The contestants were about as random of an 80s grab bag as you could ever dream up: soap actors, Dynamite cover regulars and Lou Ferrigno. During the introductions, some performers were judged to be well known enough to be identifiable without a TV show credit (Scott Baio); some got the name-hint of their TV show being read after their name (Mindy Cohn from “Facts Of Life,” Todd Bridges from “Diff’rent Strokes”); and others, like Jenilee Harrison (Suzanne Somers’ replacement on “Three’s Company”), just got the vague “TV Star” descriptor. Watching it now, the actor whose presence seems most random is Lynn Redgrave, who was then hyping her (soon-to-be-cancelled) TV series “Teachers Only.”

Here’s how the battle worked: The celebrity players were divided into four teams of three.

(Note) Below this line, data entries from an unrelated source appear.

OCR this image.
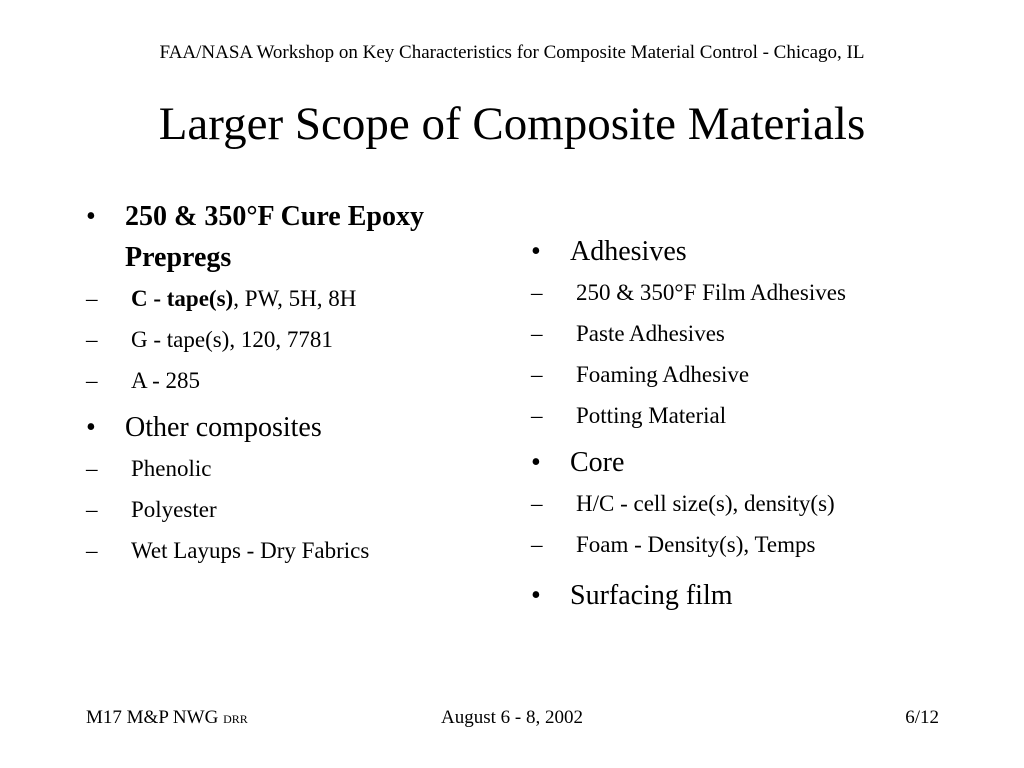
FAA/NASA Workshop on Key Characteristics for Composite Material Control - Chicago, IL
Larger Scope of Composite Materials
• 250 & 350°F Cure Epoxy
Prepregs
– C - tape(s), PW, 5H, 8H
– G - tape(s), 120, 7781
– A - 285
• Other composites
– Phenolic
– Polyester
– Wet Layups - Dry Fabrics
• Adhesives
– 250 & 350°F Film Adhesives
– Paste Adhesives
– Foaming Adhesive
– Potting Material
• Core
– H/C - cell size(s), density(s)
– Foam - Density(s), Temps
• Surfacing film
M17 M&P NWG DRR	August 6 - 8, 2002	6/12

Across three rounds, a player from each team would come out to play a different video game (Ms. Pac-Man, BurgerTime and Frogger). After the third round, the two teams that had scored the most points sent up their best player for a rousing round of head-to-head Pac-Man.

Some highlights!

Scott Baio explains to his “Happy Days” co-star Anson Williams that he enjoys Ms. Pac-Man, but then quickly corrects himself, saying that he meant Pac-Man. Because Ms. Pac-Man is a girls game, silly!

Mindy Cohn (Natalie!) explained that she doesn’t date so it “doesn’t end up in the papers.” She placed a distant second behind Ms. Pac-Man hustler Philip McKeon (aka the kid from “Alice”).

Heather Locklear edged out Jenilee Harrison in Ms. Pac-Man. In her interview she talked about juggling roles on “T.J. Hooker” and “Dynasty” at the same time.

One would think Lou Ferrigno would be better at BurgerTime, but he placed last.

Deney Terrio, host of “Dance Fever,” talks about his new movie Ladies’ Night (later renamed A Night in Heaven.) He also kicked ass at Frogger, dominating the round.

Redgrave did amazingly well, and ended up playing BurgerTime, placing third! But in the final round, Todd Bridges faced off against Philip McKeon. McKeon, it turns out, was a bit of a ringer, as evidenced by his Ms. Pac-Man game, wherein he clearly had patterns memorized.

The McKeon vs. Bridges finale has to count as the most tense match-up between two sitcom stars playing a video game that the world has ever seen via videotape.

The show also featured a brief behind-the-scenes look at the making of a BurgerTime machine, in the Midway plant in Chicago, which served as an excuse to cut away from the single-set stage. Unfortunately, it was about as exciting as a 3M industrial film — who could have guessed?

It’s impressive that a local station like KTLA talked a dozen working actors into appearing on a show about video games, even if it turns out that watching people play arcade games isn’t exciting even when they players are B-list celebrities. But sadly, if I found a dozen more shows exactly like this, only with, say, William Conrad, Ricky Schroeder and the girl from “Whiz Kids” playing Donkey Kong 3, I’d watch them as well.

Paul Freitag writes regularly for Fine Print Magazine and Daily Grindhouse. He also owns a working Vectrex, and knows far too much about the cast of “Three’s Company.”